In some cases, as in Phil "Chicken Man" Testa, late leader of the local organization, it's unlikely that the nickname would be used to its owner's face, except with extreme risk.
But, the sources insist, these are the names their friends use when referring to Testa, Leonetti et al. "Chicken Man" came from the fact that the Testa family business was a chicken store.
Testa's predecessor, the biggest local name in his line of business from 1959 until his somewhat sudden death (shotgun) in 1980, was Angelo Bruno.
He had no street name except "Ange," although one of his associates referred to him in a conversation recorded by the FBI as "Sure Shot Charlie," because he never made a deal that wasn't profitable, and "Jefe," the Spanish word for chief.

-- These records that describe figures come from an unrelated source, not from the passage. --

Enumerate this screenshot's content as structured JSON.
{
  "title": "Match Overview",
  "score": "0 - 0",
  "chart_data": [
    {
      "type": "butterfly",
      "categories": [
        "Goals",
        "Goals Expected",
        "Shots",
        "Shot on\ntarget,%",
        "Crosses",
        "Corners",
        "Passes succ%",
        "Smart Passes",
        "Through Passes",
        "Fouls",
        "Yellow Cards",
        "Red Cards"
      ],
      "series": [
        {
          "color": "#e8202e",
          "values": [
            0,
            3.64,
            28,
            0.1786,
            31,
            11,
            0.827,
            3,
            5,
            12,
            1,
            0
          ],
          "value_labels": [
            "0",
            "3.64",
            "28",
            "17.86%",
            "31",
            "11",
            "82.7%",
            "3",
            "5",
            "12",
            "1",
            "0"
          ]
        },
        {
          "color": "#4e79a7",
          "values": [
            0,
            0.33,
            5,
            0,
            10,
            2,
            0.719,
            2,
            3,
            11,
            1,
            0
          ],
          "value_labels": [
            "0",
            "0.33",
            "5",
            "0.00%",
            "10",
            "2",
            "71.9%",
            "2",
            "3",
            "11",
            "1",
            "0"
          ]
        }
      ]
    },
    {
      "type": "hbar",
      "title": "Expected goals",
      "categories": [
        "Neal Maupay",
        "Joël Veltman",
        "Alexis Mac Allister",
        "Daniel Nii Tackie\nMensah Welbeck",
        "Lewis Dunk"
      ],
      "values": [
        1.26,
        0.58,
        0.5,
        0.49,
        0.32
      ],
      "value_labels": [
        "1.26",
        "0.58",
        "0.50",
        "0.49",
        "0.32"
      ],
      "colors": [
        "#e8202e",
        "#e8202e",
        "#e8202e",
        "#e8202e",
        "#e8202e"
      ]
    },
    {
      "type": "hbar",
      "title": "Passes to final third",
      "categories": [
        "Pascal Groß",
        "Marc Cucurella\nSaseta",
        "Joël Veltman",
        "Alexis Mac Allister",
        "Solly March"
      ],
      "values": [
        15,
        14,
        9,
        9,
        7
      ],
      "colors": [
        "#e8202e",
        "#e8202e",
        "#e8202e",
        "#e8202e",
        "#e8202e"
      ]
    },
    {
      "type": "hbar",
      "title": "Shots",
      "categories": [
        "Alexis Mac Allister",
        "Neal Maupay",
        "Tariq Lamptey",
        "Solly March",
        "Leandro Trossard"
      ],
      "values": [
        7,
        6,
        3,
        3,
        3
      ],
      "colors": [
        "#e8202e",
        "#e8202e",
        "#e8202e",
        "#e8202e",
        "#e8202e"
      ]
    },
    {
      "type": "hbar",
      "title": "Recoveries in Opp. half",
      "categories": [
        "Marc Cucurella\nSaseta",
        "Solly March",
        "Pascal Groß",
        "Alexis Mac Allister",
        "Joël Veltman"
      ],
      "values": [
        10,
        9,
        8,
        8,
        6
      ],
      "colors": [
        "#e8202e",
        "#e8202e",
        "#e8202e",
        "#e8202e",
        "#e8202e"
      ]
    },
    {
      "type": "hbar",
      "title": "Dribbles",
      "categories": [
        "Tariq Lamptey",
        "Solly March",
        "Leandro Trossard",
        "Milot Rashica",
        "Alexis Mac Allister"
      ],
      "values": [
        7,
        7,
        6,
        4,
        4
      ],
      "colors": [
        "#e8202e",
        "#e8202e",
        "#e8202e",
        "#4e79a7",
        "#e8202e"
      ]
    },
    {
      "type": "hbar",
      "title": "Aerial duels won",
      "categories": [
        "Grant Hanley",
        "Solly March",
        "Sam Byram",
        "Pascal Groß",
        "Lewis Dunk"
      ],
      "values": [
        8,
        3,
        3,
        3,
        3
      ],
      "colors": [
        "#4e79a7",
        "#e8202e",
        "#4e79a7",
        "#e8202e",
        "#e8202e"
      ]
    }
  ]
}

"The Gentle Don" was a sobriquet for Bruno that originated in and was used only by - blush - the press.
Other intriguing nicknames in the Bruno-Testa-Scarfo crowd include:
John "Johnny Cupcakes" Melilli, a teasing reference to the fact that in his youth the girls thought him cute.
Nicholas, Joseph, Michael and Anthony Piccolo, known respectively as ''Nicky Buck," "Joey Buck," "Mike Buck" and "Tony Buck," but no one remembers why.
Dominick "Mickey Diamond" DeVito, from his fondness for card games.
John "Johnny Keys" Simone, apparently named because he was active in the mob's pre-World War II gambling operations in the Florida Keys.
Antonio "Migo" or "Mr. Mig" Pollina, Bruno's predecessor. His names apparently are shortened versions of amigo, or friend.
Among name fanciers, there have been some complaints that the Philadelphia non-gentry are not the most imaginative to be found.
In North Jersey, for instance, there were John "Big Pussy" Russo and his brother Anthony "Little Pussy," so named because of their skill as cat burglars.
Nick Pileggi, author of the best-selling "Wiseguy," has a fondness for Anthony "Tony Ducks" Corallo, of New York, who got the name from his ability to duck subpoena servers, nosy detectives, bill collectors and the like.
Pileggi also recalled Anthony "Big Tuna" Accardo, of Chicago, who was so fond of his nickname he had the top of a cane hand-carved in the likeness of a fish, and Johnny "Echoes" Compiano, who had a nervous habit of repeating the last few words he said, as in "How are you, are you?"
Another Pileggi favorite: Thomas "Tommy Brown" Lucchesi, a powerful New York boss. He had only three fingers on one hand, as did Mordecai "Three Finger" Brown, a standout major league pitcher of long ago.
Lucchesi's nickname started as "Three-Finger Brown," but evolved into the more simple "Tommy Brown," proving that nicking a name isn't always easy.